Au XXe siècle, la place devient un aimant à légendes : André Breton, dans Nadja, en fait le lieu le plus magnétique et le plus troublant de Paris, où son héroïne défaille ; la tradition surréaliste lui prête depuis une anatomie secrète dans le corps de la capitale. Plus tard, Simone Signoret et Yves Montand s’installent au numéro 15, et leur roulotte, comme disait le couple, devient l’adresse la plus discrètement célèbre de la ville : on croisait les deux visages du cinéma français à la terrasse du coin, entre deux tournages.

Que voir ?

  • Les deux pavillons d’origine encadrant l’entrée côté Pont-Neuf, brique rose et chaînages de pierre.
  • Le terrain central de terre battue, ses bancs, ses jeunes arbres et ses parties de pétanque d’habitués.
  • Les terrasses des restaurants et du caviste, calées contre les façades côté nord.
  • La perspective sur la statue d’Henri IV et le Pont-Neuf, en se retournant à l’entrée.

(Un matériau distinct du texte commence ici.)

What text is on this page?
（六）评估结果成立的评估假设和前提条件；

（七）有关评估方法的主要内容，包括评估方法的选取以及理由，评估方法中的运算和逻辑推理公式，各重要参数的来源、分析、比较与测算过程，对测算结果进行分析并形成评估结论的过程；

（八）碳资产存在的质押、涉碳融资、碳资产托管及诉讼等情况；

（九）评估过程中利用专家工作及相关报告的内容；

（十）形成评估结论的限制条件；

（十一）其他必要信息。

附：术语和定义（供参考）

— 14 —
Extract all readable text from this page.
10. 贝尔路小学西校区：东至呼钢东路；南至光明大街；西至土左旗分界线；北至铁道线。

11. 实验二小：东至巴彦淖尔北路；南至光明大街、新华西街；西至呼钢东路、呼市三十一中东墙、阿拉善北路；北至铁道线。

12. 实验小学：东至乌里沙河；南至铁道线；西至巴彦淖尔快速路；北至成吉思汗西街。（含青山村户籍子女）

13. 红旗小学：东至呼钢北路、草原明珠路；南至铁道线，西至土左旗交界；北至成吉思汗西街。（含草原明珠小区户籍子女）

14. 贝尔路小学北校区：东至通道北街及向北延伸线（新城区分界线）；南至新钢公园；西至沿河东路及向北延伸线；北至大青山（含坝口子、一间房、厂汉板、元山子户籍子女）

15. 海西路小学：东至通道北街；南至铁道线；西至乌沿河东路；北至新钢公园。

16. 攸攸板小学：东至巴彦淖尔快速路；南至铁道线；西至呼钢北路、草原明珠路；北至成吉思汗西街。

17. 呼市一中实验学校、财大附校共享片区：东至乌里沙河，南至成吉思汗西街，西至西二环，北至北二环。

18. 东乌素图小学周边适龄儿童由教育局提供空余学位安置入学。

Modalités et infos pratiques

La place est publique, ouverte en permanence et gratuite ; les terrasses des restaurants vivent au rythme habituel du déjeuner et du dîner, et le triangle reste très calme le matin. Accès par la place du Pont-Neuf ou par la rue de Harlay, face au Palais de Justice ; métro Pont-Neuf (ligne 7) ou Cité (ligne 4). Les boules de pétanque se prêtent parfois, la conversation toujours.

Petites histoires et grandes anecdotes

La place doit aussi sa légende à ses habitués de papier : Georges Simenon y installe des scènes de Maigret, le commissaire aimant ses bancs entre deux interrogatoires du Quai des Orfèvres voisin, et les avocats du Palais viennent y répéter leurs plaidoiries à voix basse, dossiers sous le bras. Quant à la pétanque, elle se joue ici en semaine comme un rite : le cliquetis des boules sur la terre battue est devenu le son officiel du lieu, à cent mètres du tumulte du boulevard du Palais.

Nos conseils pour la visite

Venir le matin en semaine pour le triangle désert et la lumière rasante sur la brique ; revenir en fin d’après-midi pour la pétanque et les terrasses. Enchaîner avec la descente au square du Vert-Galant, la traversée du Pont-Neuf et, pour les lecteurs, une page de Nadja lue sur un banc : c’est l’endroit exact où le livre donne le vertige qu’il annonce.

Pourquoi la place Dauphine est-elle triangulaire ?

Parce que la pointe de l’île de la Cité imposait sa géométrie : le terrain offert par Henri IV en 1607 se resserrait vers le Pont-Neuf, et la place royale épousa ce triangle, cas unique à Paris. Les façades ordonnées répondaient à celles de la place des Vosges.

Quel est le lien entre la place Dauphine et Nadja ?

Dans Nadja, publié en 1928, André Breton décrit la place comme un lieu magnétique et troublant où son héroïne se sent défaillir : le triangle est devenu depuis un site de pèlerinage surréaliste, à lire sur place, livre en main.

Qui a habité la place Dauphine ?

Ses habitants les plus célèbres furent Simone Signoret et Yves Montand, installés au numéro 15 pendant des décennies : le couple appelait l’appartement sa roulotte. Le commissaire Maigret, habitant de papier, y a ses habitudes chez Simenon.